The natural particle accelerator

cmartinez

Joined Jan 17, 2007
8,253
One of my favorite science writers was David E. H. Jones, who wrote in New Scientist and Nature under the pen name of Daedalus. He passed away a couple of years ago. I remember one article he wrote about the possibility of building a particle accelerator the size of the solar system! ... I've been looking everywhere for that article, but so far I haven't been able to find it.
 

cmartinez

Joined Jan 17, 2007
8,253
https://www.scientificamerican.com/article/cerns-pioneering-mini-accelerator-passes-first-test1

An experiment at CERN has demonstrated a new way of accelerating electrons to high energies—one that could dramatically shrink the size of future particle accelerators and lower their costs.

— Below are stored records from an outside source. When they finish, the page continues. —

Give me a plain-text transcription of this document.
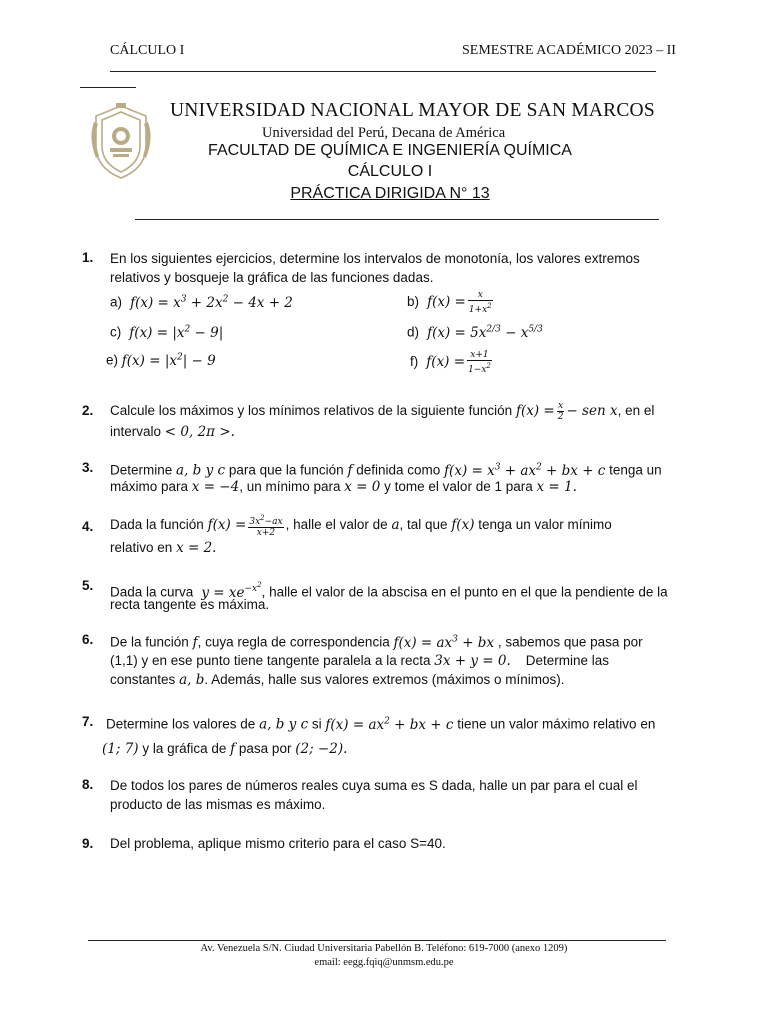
CÁLCULO I	SEMESTRE ACADÉMICO 2023 – II
UNIVERSIDAD NACIONAL MAYOR DE SAN MARCOS
Universidad del Perú, Decana de América
FACULTAD DE QUÍMICA E INGENIERÍA QUÍMICA
CÁLCULO I
PRÁCTICA DIRIGIDA N° 13
1. En los siguientes ejercicios, determine los intervalos de monotonía, los valores extremos
relativos y bosqueje la gráfica de las funciones dadas.
a)  $f(x) = x^3 + 2x^2 - 4x + 2$	b)  $f(x) = \frac{x}{1+x^2}$
c)  $f(x) = |x^2 - 9|$	d)  $f(x) = 5x^{2/3} - x^{5/3}$
e) $f(x) = |x^2| - 9$	f)  $f(x) = \frac{x+1}{1-x^2}$
2. Calcule los máximos y los mínimos relativos de la siguiente función $f(x) = \frac{x}{2}$ − sen x, en el
intervalo < 0, 2π >.
3. Determine a, b y c para que la función f definida como $f(x) = x^3 + ax^2$ + bx + c tenga un
máximo para x = −4, un mínimo para x = 0 y tome el valor de 1 para x = 1.
4. Dada la función $f(x) = \frac{3x^2-ax}{x+2}$ , halle el valor de a, tal que f(x) tenga un valor mínimo
relativo en x = 2.
5. Dada la curva  $y = xe^{-x^2}$, halle el valor de la abscisa en el punto en el que la pendiente de la
recta tangente es máxima.
6. De la función f, cuya regla de correspondencia $f(x) = ax^3$ + bx , sabemos que pasa por
(1,1) y en ese punto tiene tangente paralela a la recta 3x + y = 0. Determine las
constantes a, b. Además, halle sus valores extremos (máximos o mínimos).
7. Determine los valores de a, b y c si $f(x) = ax^2$ + bx + c tiene un valor máximo relativo en
(1; 7) y la gráfica de f pasa por (2; −2).
8. De todos los pares de números reales cuya suma es S dada, halle un par para el cual el
producto de las mismas es máximo.
9. Del problema, aplique mismo criterio para el caso S=40.
Av. Venezuela S/N. Ciudad Universitaria Pabellón B. Teléfono: 619-7000 (anexo 1209)
email: eegg.fqiq@unmsm.edu.pe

The technique is the latest entrant in a hot race to develop a technology called plasma wakefield acceleration. The method uses waves in plasma, a soup of ionized atoms, to push electrons to ever-higher energies over distances much shorter than those required in today’s particle accelerators. Several laboratories have demonstrated plasma wakefield acceleration using two different approaches; most teams use laser beams to create the plasma waves needed. The latest work is the first to show that protons can also induce the waves and achieve electron acceleration—a technique that may have advantages over the others because protons can carry high energies over long distances.

In this case, researchers diverted protons that would usually be fed into the Large Hadron Collider (LHC) at CERN, Europe’s particle-physics lab near Geneva, Switzerland, and instead inserted them into the wakefield accelerator, called the Advanced Wakefield Experiment (AWAKE). The machine worked as expected and created a consistent beam of accelerated electrons. “That, for us, was a major achievement,” says Matthew Wing, a physicist at University College London, who is deputy spokesperson for AWAKE. “It essentially says that the method works, and it’s never been done before.” The work is described in Nature on August 29.